Several dozen miles later at the top of another section of gravel we stop again at the Pond Store in Pond, Mississippi. This store looks as though nothing as changed since the advent of electricity. In addition to the usual convenient store foods and drinks, the dusty shelves are littered with antiques, southern accouterments and mysterious indiscernible stock. Things that are old, some that are metal and rusty, even some made from dead animals. In addition to these oddities, stray cats scramble and sleep about while a big dog named Sam and a little dog named Socks come and go through the open front door.


With 20 miles to go we hit the last section of dirt, which because of recent record breaking heavy rains, is thick, sticky mud. If Jason’s causal, easy, effortless management of our 20mph average pace wasn’t sign enough of his absolute professionalism, he handles the mud and puddles and creeks crossings without any sign of the dirt, mess or struggle that covers the rest of us.



Back in town at the Birdman we clean off with a hose, and begin to refuel with beers and ice cream cones. Adrian, our last-minute driver, is happy to continue our adventure together and calls his friend Mary to organize a private tour of the Catalpa Plantation just outside of town.
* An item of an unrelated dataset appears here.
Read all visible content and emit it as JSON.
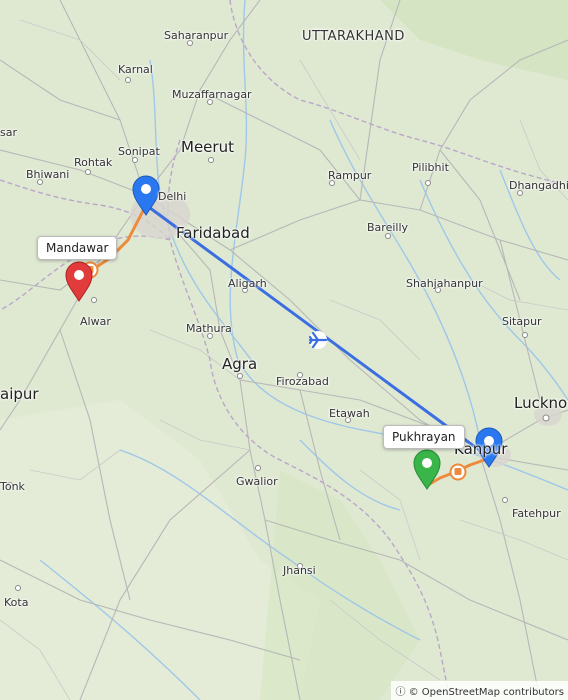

Built in 1890 the house is a large southern Victorian with tall windows and a massive front porch. Inside, the period correct oak dining room tables and cabinets, four-post canopy beds, artwork, china, mirrors and rugs are immaculate. We prepare mint juleps, wine and beer, then retire to the porch and share stories for hours with Mary, Adrian, and Adrian’s girlfriend Jill.




Still hungry from our near sub-five hour century, we slowly decide to make our way back to town for Mexican at Qué Pasa? This amazing day continues for several more hours as we talk photography, geography, cycling, history, alligators and dirty Cajun jokes.